第14話





「じゃあその辺のファミレスとかに入って作戦会議しようか。駅前まで行けば入れる場所いっぱいあるし」

 そんな風に当然かのような提案を見せる麗佳。



 やっぱりどうも俺という生き物が一緒にいる者に対してどういう影響を与えるか分かっていないらしい。



「一緒にファミレス行くとか、お前自殺行為だぞ。死ぬ気か?」


「ごめんなさいなんだけど、私ファミレス行こうって提案したのを自殺行為だと受け取られたの生まれて初めてなんだけど。頭混乱するんだけど」


「はぁ……」


「多分だけど絶対そんな溜息つかれる程、私悪くないと思う」

 そんな風に認識の甘い麗佳に俺は説明する。



「今回のバトルロイヤルは注目度――お前にとっては人気がそれに直結する」


「ん? それは分かってるけれど、だからと言って何でファミレス行くのが自殺行為なの?」


「いや、想像してみろよ。俺とお前が一緒に仲良く飯食ってる姿を、んでそれを学校の誰かに目撃されてみろ」


「んー、うん? ただただ、学校の友達とちょっとご飯食べに行ったくらいに思われるんじゃない?」


「違うそうじゃない。きっと周囲はこう思うはずだ。『うっわ、麗佳さんってばあんな糞キモ男と一緒にいる……そういう人だったんだ。マジ萎えるわ―』って」


「いや、そんな人いる!?」


「いるに決まってんだろ、そんなの。人ってのは付き合っている人間によって格が決められるものなんだよ。俺と喋っている時点でお前、最底辺の人間と格付けされる可能性あるぞ、ホント」


 本来ならこうして一緒に下校しているのも避けた方が良いはずだ。


 帰宅時間を考えれば学園の人間に見られる確率は低いし、この辺は人気が少ない。それに日が完全に落ちてるから、顔が確認されづらい。それに仲間としてある程度の事情説明は早急に必要だったから、こうして帰り際に一緒にいる。

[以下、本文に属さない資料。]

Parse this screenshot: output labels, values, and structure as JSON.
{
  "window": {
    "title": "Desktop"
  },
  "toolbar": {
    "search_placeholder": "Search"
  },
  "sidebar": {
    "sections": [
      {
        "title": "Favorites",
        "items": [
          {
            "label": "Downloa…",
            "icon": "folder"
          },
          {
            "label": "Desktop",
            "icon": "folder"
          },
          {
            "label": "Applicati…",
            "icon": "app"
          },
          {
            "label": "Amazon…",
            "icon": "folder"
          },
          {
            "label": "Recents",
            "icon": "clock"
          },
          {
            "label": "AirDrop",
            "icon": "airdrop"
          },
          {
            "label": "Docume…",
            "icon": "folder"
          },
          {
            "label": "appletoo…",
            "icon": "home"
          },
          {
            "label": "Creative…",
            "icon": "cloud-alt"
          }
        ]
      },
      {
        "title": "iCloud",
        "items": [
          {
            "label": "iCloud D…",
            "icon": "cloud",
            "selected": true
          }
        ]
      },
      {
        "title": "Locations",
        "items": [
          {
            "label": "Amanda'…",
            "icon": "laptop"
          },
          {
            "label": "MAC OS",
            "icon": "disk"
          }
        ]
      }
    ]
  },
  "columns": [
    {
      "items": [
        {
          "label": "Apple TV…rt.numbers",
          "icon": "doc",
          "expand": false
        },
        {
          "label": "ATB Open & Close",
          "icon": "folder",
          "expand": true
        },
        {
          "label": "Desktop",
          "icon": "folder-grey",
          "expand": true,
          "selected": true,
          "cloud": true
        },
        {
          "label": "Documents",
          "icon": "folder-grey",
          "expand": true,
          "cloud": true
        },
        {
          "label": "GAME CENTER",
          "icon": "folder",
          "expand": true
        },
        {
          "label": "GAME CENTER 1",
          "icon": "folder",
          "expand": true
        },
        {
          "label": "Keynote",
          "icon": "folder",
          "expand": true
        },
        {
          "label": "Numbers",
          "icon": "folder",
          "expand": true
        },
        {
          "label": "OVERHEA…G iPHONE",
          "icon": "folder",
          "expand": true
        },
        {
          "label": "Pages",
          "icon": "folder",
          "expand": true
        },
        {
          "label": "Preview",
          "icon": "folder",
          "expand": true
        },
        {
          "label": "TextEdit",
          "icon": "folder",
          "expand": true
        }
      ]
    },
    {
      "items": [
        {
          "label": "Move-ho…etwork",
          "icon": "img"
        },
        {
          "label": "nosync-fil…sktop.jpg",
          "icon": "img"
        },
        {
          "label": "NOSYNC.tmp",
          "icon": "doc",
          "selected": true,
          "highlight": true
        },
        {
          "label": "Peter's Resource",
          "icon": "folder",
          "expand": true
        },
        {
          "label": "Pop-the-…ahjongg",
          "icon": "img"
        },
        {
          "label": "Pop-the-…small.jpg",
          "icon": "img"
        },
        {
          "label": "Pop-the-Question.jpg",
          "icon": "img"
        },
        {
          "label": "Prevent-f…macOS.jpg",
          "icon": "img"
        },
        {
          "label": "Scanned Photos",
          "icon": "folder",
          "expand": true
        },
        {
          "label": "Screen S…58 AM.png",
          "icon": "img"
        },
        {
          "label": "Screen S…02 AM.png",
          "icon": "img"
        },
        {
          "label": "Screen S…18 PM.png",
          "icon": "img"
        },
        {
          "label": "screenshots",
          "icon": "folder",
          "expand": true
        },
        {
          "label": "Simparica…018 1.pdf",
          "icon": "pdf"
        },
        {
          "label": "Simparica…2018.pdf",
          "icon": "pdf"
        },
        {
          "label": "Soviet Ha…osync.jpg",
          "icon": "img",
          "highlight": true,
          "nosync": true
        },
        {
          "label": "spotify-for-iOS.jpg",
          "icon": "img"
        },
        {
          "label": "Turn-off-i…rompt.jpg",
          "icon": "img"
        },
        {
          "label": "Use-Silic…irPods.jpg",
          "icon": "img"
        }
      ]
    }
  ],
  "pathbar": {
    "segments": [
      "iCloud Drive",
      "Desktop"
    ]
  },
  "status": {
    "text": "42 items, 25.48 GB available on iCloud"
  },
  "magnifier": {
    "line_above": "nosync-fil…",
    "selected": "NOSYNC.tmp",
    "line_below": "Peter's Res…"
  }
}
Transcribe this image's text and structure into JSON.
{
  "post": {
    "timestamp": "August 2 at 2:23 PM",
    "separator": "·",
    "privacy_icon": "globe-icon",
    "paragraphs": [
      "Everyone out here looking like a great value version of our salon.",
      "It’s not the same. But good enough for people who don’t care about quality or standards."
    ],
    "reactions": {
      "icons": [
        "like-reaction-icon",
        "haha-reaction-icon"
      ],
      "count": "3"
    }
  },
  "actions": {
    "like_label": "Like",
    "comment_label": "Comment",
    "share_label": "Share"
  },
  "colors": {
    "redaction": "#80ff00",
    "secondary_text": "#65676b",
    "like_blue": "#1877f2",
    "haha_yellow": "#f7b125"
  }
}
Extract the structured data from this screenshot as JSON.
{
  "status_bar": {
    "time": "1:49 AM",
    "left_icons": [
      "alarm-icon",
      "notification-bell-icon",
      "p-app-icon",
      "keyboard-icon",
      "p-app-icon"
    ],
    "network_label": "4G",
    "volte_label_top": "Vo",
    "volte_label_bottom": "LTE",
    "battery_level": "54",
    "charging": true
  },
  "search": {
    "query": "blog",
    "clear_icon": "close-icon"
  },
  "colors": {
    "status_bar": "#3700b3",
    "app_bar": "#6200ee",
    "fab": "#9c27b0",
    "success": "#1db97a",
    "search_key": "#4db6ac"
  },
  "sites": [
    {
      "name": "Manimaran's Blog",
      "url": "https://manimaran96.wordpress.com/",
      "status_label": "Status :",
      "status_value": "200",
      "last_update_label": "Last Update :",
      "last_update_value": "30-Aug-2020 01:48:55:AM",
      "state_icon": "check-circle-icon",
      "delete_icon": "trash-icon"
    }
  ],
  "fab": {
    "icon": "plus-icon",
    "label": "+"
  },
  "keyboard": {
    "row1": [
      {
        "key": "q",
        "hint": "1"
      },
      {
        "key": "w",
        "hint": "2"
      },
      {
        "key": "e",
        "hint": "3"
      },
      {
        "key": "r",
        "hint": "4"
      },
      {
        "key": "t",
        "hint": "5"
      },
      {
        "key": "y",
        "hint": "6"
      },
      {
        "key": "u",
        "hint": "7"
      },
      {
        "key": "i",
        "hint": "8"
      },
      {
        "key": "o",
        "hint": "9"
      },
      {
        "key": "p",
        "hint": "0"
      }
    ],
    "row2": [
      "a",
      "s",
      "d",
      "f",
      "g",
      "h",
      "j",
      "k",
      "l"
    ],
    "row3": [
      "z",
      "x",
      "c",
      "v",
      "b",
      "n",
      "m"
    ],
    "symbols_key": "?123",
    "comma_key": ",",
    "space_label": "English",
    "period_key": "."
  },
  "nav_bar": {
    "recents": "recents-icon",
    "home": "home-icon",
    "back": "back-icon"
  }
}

 だが、仮に俺といる事を誰かに見られた場合、麗佳の『格』が下がってフォロワーの低下に繋がる恐れは十二分に考えられる。


 まあこいつクラスなら『えー、麗佳さん、あんなキモ男底辺ゴミ屑野郎とも一緒に居られるなんて……聖人クラスに良い人なのね。本当尊敬するわー』という感じで好評価に繋がる可能性もあるにはあるが……、まあリスクの割にリターンが少ないし、フォロワーの低下に繋がる確率は少しでも避けたい。



「そんな事ないと思うけどね」


「想像してみろ。例えるならアイドルがう〇こ棒で突っついているところを目撃されるのと同じ感覚だ」


「いや、自分を卑下し過ぎでしょ!」


 そんな事はない。これでも軽く考えている方だ。

 俺の周囲から受ける嫌悪度を考えれば、だが――――


「それじゃあ、どうするの? 今日は止めとく?」


「あー……それはそうと、麗佳は時間、大丈夫なのか? もう結構夜も遅いんだが……」


「うん。私は大丈夫。レコーディングで深夜になる事も多いから、こういう時間に帰るの珍しくないんだ」


 そういやこいつがガチの芸能活動してる奴ってのを忘れてた。だからと言って俺のような奴といるのを親が許すとは到底思えないが……、まあなんとでも誤魔化せるのか。




「なら――――そうだな。今から俺の家に来るってのはどうだ?」



 円城瓦太一。高校二年生にして初めて女の子―――-それもガチの美少女を我が家に誘った瞬間だった。